Les préjugés sexistes orientent encore les diagnostics psychiatriques que reçoivent les femmes, poussant celles-ci à consommer massivement antidépresseurs et psychotropes. Tel est du moins ce qu’avancent plusieurs observateurs du monde de la santé mentale, qui dénoncent l’existence d’une psychiatrie sexiste.
«Les diagnostics sexistes ne datent pas d’hier», lance Silvia Martinez, intervenante depuis plus de 20 ans en santé mentale au centre L’écho des femmes, dans la Petite-Patrie, à Montréal. Selon elle, une grande majorité de psychiatres posent des diagnostics plus lourds aux femmes qu’aux hommes, même pour des symptômes semblables.
L’Organisation mondiale de la santé fait état de cette situation. «Le genre féminin est un facteur qui va fortement contribuer à la prescription de psychotropes. […] Les docteurs diagnostiquent plus souvent les femmes que les hommes comme souffrant de dépression, même lorsqu’ils présentent des symptômes identiques», peut-on lire sur le site de l’Organisation.
«J’ai longtemps vu un psychiatre, et chaque fois que je lui parlais de mes angoisses, il augmentait ma dose d’antipsychotiques… J’étais devenue végétative, enfermée dans mon corps», témoigne une membre de L’écho des femmes qui a préservé l’anonymat. Avec le temps, elle a réussi à exiger un changement de spécialiste, pour ensuite faire diminuer ses doses. «J’ai l’impression d’avoir repris un peu le contrôle de ma vie», ajoute-t-elle.
«Peu de personnes osent agir de la sorte. Les femmes que nous accueillons sont très intimidées par les psychiatres», témoigne l’intervenante Manon Choinière.

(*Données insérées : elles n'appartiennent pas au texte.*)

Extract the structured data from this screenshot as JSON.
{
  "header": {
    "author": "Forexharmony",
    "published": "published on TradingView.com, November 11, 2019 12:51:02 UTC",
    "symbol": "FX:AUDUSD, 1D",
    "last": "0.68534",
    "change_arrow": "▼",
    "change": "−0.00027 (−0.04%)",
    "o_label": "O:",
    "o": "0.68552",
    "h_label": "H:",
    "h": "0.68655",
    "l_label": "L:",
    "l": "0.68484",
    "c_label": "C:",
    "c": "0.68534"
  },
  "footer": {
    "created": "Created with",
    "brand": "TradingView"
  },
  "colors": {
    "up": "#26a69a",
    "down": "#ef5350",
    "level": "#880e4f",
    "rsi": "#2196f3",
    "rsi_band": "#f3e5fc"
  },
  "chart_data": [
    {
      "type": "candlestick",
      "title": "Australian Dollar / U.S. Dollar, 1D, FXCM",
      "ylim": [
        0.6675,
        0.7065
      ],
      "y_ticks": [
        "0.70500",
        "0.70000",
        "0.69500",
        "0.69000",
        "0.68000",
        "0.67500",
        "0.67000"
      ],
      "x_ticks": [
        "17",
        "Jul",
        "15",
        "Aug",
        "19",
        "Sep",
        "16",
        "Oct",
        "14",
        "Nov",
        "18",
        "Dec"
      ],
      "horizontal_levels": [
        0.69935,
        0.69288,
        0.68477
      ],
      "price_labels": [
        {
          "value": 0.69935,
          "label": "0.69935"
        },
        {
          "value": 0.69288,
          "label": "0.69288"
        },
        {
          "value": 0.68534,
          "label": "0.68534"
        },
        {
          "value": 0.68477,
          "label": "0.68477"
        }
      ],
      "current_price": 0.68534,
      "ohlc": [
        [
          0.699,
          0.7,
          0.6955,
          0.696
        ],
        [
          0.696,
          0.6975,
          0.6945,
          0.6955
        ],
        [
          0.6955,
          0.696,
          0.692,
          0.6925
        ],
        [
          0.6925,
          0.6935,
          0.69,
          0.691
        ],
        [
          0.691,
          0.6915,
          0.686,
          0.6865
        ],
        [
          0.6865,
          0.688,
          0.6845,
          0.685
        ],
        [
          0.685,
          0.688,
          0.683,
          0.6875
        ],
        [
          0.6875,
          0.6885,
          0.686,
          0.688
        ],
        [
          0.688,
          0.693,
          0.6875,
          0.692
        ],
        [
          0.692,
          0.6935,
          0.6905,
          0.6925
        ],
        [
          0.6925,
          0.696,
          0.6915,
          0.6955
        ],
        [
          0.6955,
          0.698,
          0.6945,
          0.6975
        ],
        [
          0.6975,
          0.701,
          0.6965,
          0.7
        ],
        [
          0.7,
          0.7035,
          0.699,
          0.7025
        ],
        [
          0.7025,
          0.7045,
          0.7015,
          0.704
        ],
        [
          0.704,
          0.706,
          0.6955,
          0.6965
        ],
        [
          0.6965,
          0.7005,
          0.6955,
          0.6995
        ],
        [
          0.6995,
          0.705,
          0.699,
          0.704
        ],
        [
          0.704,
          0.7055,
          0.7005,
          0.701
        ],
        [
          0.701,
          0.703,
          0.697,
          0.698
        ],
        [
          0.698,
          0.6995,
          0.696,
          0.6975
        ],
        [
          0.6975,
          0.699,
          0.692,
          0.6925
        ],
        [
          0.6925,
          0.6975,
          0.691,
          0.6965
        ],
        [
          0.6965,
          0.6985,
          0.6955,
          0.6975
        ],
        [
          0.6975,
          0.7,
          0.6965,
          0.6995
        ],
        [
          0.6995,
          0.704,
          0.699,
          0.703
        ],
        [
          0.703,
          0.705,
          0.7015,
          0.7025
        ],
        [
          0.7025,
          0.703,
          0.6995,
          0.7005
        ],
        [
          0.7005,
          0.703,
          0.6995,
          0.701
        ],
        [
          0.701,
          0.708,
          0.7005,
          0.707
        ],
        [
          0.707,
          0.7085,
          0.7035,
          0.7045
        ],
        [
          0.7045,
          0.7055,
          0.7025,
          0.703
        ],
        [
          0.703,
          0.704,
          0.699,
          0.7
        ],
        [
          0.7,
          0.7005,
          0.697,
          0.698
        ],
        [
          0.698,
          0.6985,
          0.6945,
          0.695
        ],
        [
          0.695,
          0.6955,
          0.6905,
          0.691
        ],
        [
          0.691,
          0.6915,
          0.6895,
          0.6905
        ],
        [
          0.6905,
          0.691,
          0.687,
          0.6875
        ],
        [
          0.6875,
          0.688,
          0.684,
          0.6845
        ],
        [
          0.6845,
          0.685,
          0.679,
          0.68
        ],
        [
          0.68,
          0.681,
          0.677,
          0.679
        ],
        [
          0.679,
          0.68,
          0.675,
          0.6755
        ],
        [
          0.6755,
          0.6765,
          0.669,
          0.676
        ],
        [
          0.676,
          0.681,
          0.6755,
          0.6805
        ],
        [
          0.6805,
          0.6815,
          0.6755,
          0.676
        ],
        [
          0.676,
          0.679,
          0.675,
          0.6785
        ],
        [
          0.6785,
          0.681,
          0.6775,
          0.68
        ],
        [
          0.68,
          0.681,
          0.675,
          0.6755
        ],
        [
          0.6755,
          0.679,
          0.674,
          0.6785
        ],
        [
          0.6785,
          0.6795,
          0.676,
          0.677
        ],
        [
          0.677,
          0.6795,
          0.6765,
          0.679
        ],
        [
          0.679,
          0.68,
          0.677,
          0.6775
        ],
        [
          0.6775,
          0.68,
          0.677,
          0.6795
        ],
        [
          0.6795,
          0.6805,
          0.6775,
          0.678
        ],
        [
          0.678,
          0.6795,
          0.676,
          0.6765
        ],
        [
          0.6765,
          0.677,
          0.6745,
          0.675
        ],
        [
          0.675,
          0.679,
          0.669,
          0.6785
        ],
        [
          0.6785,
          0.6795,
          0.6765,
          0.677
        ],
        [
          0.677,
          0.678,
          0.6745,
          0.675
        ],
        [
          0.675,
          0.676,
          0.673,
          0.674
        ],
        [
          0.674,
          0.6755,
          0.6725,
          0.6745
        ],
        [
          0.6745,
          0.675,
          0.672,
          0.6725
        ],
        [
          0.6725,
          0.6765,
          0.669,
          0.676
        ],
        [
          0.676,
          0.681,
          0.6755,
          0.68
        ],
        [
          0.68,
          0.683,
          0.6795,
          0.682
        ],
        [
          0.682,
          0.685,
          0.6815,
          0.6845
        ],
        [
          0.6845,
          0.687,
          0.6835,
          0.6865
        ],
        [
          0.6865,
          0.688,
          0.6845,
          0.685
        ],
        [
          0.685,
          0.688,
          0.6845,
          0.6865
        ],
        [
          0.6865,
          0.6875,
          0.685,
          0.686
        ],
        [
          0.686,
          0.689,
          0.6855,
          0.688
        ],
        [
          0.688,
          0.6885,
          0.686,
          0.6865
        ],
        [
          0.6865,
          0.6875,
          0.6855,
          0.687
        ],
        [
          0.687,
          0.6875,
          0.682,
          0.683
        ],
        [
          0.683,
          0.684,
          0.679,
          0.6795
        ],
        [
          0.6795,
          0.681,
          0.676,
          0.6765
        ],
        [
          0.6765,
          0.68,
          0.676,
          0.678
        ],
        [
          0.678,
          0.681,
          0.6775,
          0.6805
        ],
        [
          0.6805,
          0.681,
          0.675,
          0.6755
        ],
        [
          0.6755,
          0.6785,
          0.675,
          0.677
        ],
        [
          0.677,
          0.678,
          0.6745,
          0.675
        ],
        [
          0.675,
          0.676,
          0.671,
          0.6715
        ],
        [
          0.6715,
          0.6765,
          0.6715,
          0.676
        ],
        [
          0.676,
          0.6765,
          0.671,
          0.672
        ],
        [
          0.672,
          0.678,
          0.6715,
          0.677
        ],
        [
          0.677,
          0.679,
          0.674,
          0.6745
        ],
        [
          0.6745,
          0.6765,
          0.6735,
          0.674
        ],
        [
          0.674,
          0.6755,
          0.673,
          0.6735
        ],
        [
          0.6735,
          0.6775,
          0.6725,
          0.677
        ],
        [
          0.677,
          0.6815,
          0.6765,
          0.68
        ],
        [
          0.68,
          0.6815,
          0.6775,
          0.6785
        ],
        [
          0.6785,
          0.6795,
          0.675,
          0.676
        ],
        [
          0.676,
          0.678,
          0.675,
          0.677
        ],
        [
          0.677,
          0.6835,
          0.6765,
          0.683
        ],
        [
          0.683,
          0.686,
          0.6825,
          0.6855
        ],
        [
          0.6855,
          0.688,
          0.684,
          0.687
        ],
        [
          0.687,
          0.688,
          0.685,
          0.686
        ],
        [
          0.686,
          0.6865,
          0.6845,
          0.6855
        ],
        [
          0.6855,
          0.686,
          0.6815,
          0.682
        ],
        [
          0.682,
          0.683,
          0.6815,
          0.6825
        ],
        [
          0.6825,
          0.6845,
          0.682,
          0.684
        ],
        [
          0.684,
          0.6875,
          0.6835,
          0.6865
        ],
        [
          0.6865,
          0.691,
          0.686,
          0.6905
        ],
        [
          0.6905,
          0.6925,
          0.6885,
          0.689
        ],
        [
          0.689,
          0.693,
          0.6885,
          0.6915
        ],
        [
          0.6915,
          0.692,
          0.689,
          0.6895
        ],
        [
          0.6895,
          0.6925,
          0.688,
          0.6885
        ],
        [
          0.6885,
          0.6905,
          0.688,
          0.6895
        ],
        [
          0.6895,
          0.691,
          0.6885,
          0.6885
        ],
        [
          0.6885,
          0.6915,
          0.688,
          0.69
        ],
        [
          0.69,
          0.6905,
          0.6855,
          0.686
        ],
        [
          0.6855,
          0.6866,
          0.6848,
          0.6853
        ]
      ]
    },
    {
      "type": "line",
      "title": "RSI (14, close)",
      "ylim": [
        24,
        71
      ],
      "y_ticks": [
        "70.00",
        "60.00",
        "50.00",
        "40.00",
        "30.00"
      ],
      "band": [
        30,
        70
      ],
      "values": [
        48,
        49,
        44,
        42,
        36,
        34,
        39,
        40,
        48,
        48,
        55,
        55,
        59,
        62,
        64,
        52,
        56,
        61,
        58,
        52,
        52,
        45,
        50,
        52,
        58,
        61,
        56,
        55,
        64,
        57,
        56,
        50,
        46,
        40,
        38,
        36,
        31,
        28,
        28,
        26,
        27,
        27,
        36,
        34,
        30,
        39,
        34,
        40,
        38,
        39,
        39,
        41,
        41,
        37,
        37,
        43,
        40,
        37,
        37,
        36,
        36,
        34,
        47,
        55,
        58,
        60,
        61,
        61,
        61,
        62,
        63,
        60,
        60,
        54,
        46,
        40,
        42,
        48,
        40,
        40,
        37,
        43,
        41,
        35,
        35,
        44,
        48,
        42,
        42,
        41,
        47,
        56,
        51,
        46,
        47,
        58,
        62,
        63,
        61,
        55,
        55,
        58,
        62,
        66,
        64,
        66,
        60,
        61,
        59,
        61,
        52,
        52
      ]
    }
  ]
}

Cette dernière a participé, avec Mme Martinez, à la rédaction récente du Guide d’accompagnement en intervention et animation féministe en santé mentale. Dans l’ouvrage, les auteures font état d’une psychiatrie qui dépeint les femmes comme «fragiles».
«C’est une conception populaire qui persiste, cette idée que les femmes craquent plus facilement que les hommes sous la pression», observe Jean-Claude St-Onge, auteur de plusieurs ouvrages sur la santé mentale, dont Tous fous? et L’envers de la pilule. M. St-Onge estime plutôt que la majorité des femmes sont surchargées. «Non seulement elles occupent un emploi, mais ce sont surtout elles qui se consacrent aux enfants, aux tâches domestiques et au soutien des parents vieillissants», indique-t-il.